Metáforas escritas a partir de símbolos visuales creadas para comprender la metáfora inicial, la metáfora “dictada”. Ella misma explicó cómo sentía esta fusión entre la escritura y la pintura: “el momento del recuerdo es aquel en el que los juegos de la memoria se imponen, donde la escritura toma parte de la cadena significante, inasumible por el sujeto (yo) y subjetivamente asignada al otro (a las estrellas), donde la escritura y la lectura tienden a fusionarse.
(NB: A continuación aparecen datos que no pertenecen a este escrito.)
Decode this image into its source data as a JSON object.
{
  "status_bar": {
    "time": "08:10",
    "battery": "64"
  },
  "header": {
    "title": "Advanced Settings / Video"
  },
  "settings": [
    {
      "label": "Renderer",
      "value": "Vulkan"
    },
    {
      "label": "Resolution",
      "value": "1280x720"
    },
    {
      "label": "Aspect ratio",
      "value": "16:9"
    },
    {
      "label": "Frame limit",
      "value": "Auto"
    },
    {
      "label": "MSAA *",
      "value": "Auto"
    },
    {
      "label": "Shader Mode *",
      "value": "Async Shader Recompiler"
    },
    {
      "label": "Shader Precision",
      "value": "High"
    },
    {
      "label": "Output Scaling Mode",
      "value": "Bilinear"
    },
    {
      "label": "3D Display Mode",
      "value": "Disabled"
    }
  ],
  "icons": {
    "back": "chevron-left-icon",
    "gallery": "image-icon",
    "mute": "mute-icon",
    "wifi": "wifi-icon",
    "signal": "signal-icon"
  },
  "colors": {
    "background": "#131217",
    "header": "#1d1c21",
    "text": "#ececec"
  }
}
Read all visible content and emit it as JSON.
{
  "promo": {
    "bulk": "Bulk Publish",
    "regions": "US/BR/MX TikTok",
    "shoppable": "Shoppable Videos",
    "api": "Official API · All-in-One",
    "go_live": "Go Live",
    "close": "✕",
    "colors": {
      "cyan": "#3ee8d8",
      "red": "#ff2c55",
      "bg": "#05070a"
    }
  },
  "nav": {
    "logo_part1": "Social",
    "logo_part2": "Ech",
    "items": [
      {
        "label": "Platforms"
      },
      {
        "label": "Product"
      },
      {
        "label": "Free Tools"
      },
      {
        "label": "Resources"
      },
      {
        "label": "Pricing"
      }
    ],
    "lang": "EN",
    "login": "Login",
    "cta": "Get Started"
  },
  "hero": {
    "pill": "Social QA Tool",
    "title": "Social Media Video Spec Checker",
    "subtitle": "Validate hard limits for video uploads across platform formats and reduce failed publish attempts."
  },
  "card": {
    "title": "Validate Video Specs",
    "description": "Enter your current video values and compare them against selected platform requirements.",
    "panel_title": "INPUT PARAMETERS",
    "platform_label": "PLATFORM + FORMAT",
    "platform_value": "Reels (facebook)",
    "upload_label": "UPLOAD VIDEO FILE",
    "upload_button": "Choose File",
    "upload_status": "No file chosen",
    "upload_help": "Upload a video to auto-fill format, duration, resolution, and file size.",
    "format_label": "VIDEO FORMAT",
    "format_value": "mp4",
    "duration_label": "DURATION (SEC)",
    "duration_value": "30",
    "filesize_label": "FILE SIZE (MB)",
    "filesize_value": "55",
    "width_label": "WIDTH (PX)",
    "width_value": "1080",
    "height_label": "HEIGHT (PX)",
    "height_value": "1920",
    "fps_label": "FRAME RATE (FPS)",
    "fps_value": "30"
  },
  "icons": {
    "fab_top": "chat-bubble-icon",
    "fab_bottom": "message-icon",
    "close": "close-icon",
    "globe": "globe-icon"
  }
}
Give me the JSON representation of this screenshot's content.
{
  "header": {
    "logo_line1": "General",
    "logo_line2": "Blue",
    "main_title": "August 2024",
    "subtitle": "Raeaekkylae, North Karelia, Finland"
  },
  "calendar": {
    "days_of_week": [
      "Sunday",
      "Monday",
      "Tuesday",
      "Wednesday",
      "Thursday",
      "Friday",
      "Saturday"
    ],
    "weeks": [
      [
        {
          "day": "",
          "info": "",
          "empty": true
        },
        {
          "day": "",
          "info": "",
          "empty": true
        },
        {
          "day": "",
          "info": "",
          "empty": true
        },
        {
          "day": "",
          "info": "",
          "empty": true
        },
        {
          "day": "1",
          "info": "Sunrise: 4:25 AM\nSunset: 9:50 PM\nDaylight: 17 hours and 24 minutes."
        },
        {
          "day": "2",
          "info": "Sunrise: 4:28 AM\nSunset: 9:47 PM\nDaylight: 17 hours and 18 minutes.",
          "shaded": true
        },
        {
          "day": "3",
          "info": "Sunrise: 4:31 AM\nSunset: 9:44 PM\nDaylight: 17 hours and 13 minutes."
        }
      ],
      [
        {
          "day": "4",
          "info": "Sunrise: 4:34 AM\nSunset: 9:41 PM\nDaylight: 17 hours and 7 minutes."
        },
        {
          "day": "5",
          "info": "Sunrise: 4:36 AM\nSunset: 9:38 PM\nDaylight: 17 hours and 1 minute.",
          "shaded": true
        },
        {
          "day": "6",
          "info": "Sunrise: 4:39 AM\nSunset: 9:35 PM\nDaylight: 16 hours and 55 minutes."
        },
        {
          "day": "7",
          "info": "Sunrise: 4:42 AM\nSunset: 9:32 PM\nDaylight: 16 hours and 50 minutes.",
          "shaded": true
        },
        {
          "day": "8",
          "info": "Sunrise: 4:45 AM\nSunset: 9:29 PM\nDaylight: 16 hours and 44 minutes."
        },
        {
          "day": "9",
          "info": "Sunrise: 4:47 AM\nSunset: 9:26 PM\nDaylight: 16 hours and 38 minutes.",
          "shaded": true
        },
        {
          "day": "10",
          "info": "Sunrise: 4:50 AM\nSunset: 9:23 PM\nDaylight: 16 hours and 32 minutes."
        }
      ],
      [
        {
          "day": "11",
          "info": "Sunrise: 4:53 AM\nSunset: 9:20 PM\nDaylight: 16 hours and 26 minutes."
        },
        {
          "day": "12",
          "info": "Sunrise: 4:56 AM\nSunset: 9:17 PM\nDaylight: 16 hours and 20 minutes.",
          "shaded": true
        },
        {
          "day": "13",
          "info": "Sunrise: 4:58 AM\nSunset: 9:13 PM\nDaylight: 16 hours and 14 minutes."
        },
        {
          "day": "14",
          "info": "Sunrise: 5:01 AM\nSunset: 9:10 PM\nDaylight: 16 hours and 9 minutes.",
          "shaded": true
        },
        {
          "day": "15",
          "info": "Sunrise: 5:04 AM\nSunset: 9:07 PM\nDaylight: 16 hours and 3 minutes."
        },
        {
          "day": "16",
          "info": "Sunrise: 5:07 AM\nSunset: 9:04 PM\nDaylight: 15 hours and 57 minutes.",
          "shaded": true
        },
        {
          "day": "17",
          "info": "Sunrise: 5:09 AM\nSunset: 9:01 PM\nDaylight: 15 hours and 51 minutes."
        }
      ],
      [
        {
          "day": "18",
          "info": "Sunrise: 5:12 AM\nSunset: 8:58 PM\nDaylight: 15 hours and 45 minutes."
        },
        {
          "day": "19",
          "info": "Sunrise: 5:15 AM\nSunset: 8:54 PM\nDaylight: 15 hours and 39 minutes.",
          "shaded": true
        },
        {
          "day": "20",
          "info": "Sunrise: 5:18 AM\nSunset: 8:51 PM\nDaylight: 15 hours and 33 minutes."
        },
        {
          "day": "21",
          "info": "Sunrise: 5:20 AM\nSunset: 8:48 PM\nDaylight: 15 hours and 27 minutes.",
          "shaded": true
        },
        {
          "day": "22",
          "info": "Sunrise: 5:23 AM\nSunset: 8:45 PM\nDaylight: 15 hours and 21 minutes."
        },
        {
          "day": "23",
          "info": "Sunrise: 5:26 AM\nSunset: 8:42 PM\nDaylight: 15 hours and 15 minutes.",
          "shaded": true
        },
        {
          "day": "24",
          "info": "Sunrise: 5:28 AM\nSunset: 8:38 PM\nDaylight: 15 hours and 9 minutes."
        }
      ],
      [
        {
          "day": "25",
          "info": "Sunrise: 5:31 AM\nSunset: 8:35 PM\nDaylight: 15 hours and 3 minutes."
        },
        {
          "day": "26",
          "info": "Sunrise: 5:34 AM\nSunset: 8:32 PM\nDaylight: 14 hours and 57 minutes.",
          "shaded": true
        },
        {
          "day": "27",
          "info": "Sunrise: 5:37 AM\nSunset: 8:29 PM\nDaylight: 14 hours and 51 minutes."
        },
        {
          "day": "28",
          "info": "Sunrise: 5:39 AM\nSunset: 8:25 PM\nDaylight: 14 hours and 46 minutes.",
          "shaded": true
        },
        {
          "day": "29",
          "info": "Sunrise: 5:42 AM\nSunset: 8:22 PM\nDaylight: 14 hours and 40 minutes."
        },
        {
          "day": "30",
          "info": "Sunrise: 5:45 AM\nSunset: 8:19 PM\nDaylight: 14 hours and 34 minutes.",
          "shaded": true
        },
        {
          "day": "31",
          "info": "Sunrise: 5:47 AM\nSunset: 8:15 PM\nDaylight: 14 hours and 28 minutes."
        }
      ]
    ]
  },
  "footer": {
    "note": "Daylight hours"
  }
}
Relación de intimidad con el lenguaje; habla y está escrito, está escrito y habla, se sigue escribiendo.”

Estos son sólo algunos ejemplos extraídos de la obra de Jeanne Tripier que invitan a reflexionar sobre los límites del arte, pero sobretodo sobre la generalización en corrientes artísticas no convencionales y las definiciones predeterminadas que en ocasiones limitan algunos tipos de expresión artística, centrando la crítica en el género, el sujeto o en el cumplimiento o no de algunas “normas del arte”, en lugar de en la obra que tenemos ante nuestros ojos.

Jeanne Tripier encontró dentro de sí la locura, pero a través de su arte también halló consuelo ante el delirio. Una mujer con una mente fascinante, una imaginación admirable y una gran capacidad de resistencia que supo aunar las diferentes técnicas que tuvo a su alcance para expresarse libremente, aún encerrada en un psiquiátrico.